To help reduce duplicate super accounts, the government has introduced a system where you will keep your existing super fund when you change jobs – the super account will be ‘stapled’ to you.
If you’ve changed jobs multiple times over your working life, you may have multiple super accounts with different funds, all charging separate fees and insurance premiums.
In fact, 27% of Australians have more than one super fund. Every year, about 1.6 million people change jobs and and 470,000 people enter the workforce for the firs time. This leads to approximately 850,000 duplicate accounts being created¹.
From 1 November 2021, the government’s new reforms will help reduce duplicate accounts across the industry.
What is super stapling?
To help reduce duplicate super accounts, the government has introduced a system where you will keep your existing super fund when you change jobs – the super account will be ‘stapled’ to you. This super account will follow you from job to job. If you have more than one account, the ATO will decide which account you are stapled to (usually the one that last received a contribution or has the highest account balance).
How does it work?
1. You choose a super fund
If you choose a super fund, your new employer must contribute to your chosen fund.
When you start a new job, your employer may give you the opportunity to choose the super fund for your employer’s super contributions. Choosing a super fund is easy – you can do it online using your MyGov account, with the assistance of the Government’s new ‘Your Super Comparison Tool’, or you can complete a Superannuation standard choice form that your employer gives you.
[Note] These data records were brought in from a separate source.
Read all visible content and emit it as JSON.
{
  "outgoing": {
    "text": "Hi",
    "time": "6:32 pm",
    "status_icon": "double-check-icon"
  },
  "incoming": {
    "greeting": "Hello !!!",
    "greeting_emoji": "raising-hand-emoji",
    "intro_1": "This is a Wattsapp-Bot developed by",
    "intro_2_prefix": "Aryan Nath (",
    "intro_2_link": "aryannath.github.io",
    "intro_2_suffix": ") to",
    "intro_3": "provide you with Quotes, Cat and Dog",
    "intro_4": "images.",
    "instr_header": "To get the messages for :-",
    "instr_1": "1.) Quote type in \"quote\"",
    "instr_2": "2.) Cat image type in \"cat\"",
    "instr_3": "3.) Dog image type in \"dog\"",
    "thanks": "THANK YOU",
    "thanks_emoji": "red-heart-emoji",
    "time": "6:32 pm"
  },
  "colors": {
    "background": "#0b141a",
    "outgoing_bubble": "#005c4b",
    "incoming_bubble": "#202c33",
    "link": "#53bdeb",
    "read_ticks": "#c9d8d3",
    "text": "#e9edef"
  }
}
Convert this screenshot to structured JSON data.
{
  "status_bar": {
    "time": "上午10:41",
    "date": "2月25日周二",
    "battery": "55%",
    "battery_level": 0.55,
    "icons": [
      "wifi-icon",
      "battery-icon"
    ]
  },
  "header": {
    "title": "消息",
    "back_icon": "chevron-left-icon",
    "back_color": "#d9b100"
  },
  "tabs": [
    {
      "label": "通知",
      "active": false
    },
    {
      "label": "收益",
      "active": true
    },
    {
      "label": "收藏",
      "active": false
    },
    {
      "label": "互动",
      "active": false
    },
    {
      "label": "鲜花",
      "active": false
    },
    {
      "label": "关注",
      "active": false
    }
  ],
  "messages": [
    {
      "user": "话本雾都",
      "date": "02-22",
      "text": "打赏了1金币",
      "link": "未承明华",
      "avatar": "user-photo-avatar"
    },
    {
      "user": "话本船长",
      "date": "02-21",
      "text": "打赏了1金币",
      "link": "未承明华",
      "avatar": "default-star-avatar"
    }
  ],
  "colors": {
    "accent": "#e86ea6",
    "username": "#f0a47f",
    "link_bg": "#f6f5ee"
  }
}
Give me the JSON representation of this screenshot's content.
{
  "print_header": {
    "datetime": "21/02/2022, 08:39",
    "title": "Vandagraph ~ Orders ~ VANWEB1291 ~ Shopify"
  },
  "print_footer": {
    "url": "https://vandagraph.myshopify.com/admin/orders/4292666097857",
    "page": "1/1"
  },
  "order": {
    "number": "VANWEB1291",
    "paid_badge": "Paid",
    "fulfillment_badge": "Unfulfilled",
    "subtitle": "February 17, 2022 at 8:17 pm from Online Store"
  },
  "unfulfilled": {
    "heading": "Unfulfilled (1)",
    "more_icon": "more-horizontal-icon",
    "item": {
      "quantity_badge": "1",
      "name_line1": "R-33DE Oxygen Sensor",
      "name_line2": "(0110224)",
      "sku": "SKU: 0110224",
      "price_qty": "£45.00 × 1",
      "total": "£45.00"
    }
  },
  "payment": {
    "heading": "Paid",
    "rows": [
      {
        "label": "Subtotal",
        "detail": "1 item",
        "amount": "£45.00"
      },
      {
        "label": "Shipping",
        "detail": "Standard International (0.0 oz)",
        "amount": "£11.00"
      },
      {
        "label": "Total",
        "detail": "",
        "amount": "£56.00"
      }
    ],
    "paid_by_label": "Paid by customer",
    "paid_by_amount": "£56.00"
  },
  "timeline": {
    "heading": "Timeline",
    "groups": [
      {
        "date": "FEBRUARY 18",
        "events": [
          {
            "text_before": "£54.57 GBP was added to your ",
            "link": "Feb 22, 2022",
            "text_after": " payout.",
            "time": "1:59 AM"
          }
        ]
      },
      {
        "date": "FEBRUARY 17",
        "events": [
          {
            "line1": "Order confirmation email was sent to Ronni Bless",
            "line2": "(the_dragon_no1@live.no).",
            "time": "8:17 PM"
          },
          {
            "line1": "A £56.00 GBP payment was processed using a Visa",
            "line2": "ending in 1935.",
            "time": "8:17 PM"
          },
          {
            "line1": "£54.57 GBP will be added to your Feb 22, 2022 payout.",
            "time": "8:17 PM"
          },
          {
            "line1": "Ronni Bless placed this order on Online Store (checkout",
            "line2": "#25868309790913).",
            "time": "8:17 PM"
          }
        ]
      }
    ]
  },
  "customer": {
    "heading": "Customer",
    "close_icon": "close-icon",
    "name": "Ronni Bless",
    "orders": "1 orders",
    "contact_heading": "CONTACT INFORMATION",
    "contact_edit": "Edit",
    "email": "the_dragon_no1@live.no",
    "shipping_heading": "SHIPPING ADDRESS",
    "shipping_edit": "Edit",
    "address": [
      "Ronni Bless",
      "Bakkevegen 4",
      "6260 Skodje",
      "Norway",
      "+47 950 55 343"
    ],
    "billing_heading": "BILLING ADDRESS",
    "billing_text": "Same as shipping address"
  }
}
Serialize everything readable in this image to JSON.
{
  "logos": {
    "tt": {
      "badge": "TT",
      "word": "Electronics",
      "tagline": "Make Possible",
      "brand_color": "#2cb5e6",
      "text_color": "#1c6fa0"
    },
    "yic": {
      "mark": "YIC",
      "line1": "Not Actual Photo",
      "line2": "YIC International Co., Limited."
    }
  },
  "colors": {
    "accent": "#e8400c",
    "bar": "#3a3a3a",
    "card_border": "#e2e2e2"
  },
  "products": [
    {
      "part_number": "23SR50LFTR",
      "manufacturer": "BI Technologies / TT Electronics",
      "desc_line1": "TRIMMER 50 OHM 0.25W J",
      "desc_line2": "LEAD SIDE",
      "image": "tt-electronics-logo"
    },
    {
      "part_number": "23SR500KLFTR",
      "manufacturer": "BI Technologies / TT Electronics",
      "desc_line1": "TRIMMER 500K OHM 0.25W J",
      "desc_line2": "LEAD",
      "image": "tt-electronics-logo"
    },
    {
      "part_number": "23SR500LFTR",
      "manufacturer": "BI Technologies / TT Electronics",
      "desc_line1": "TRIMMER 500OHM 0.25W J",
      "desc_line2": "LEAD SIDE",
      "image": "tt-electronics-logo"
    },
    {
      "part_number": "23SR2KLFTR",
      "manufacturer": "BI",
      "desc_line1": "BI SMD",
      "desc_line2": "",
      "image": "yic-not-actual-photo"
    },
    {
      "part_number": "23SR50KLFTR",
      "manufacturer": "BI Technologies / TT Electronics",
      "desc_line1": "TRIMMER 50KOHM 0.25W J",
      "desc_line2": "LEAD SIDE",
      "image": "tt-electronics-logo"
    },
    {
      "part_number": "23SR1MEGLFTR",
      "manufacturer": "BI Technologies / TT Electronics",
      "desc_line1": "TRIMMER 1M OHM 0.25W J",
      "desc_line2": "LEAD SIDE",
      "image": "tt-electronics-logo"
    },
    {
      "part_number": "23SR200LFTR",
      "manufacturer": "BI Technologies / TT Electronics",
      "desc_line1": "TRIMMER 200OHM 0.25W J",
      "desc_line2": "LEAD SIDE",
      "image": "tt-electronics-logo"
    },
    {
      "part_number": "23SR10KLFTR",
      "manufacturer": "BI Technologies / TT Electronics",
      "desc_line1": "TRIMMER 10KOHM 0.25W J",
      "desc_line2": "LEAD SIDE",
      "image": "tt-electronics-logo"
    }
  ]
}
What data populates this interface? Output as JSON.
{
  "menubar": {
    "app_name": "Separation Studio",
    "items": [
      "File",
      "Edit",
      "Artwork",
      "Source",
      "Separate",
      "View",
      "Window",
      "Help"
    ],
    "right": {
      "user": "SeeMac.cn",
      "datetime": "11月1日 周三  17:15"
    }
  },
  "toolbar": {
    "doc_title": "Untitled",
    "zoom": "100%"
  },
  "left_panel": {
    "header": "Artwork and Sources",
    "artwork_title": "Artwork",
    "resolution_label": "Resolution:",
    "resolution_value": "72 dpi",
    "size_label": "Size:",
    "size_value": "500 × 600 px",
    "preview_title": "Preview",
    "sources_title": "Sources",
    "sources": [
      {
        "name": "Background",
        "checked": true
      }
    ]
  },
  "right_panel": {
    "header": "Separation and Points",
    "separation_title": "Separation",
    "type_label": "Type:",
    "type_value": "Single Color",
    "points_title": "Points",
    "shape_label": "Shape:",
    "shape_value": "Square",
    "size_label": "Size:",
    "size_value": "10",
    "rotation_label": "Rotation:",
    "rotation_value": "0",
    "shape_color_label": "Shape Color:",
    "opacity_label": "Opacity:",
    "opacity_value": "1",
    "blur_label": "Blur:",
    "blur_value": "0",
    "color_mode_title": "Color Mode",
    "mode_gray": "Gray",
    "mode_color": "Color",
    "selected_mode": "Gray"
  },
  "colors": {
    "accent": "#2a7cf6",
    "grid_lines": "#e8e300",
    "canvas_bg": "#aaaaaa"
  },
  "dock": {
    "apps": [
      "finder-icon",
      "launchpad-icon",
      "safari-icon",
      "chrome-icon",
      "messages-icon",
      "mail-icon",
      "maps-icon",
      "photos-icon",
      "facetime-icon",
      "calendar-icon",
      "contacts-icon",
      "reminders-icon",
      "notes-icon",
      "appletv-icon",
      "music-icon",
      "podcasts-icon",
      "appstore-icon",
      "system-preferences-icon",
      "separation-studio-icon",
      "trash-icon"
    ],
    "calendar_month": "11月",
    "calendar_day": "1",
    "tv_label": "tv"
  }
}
Most employees are entitled to choose their own super fund, but there are still a few limited exceptions to this general rule.
2. Your stapled fund (no chosen fund)
If you don’t choose a super fund, your employer must request the details of your stapled fund from the ATO. If the ATO provides your employer with the details of your stapled fund, your employer must contribute to that stapled fund.
3. Your employer’s default fund (no chosen fund and no stapled fund)
If you don’t (or can’t) choose your own super fund, and you don’t have a stapled super fund, your employer must pay your super into a super account they choose for you. This is your employer’s ‘default fund’.
Your super account that your new employer contributes to, then stays with you when you change employers (unless you actively choose another fund). This ensures that a new account is not created every time you change jobs.
But don’t worry, the choice is still yours. If you aren’t happy with your current super fund (whether chosen, stapled, or default) you can choose another fund at any time.
What are some of the benefits?
In addition to saving on fees, there are some other great benefits of having one super account.
- Easier to keep track of your super
- Continuing the insurance cover you have. This can often be a very important consideration because as we get older, suffer any poor health or illnesses, or our circumstances change, arranging new insurance maybe more difficult, and can sometimes be more expensive.
Things to consider
As mentioned, the legislation is designed to prevent unnecessary new accounts from being created when you change jobs. If you think you may have more super accounts than you need, you might want to think about whether consolidating them into one account is right for you and consider the following:
- Check any costs from withdrawing from your other accounts.
- Consider whether the insurance in your chosen super account is appropriate for you.
- Check if you have any special arrangements or have a defined benefit fund with benefits that will be lost if the account is closed.
You may have valid reasons as to why you may have more than one super account, which is completely OK, as it is your retirement savings and you are in control.
To find out if you have more than one super account, you can check via the my.gov.au website. Select the Australian Taxation Office tab and look for superannuation in the drop down menu.
If you’d like to talk to somebody who can provide you with advice, please speak with your Pinnacle adviser.
¹ Australian Government, Your Future, Your Super ‘Reforms to make your super work harder for you’ October 2020 treasury.gov.au
² You can choose a new fund if you are entitled to choice. Your employer is permitted to reject your choice if you have chosen a fund for within the last 12 months.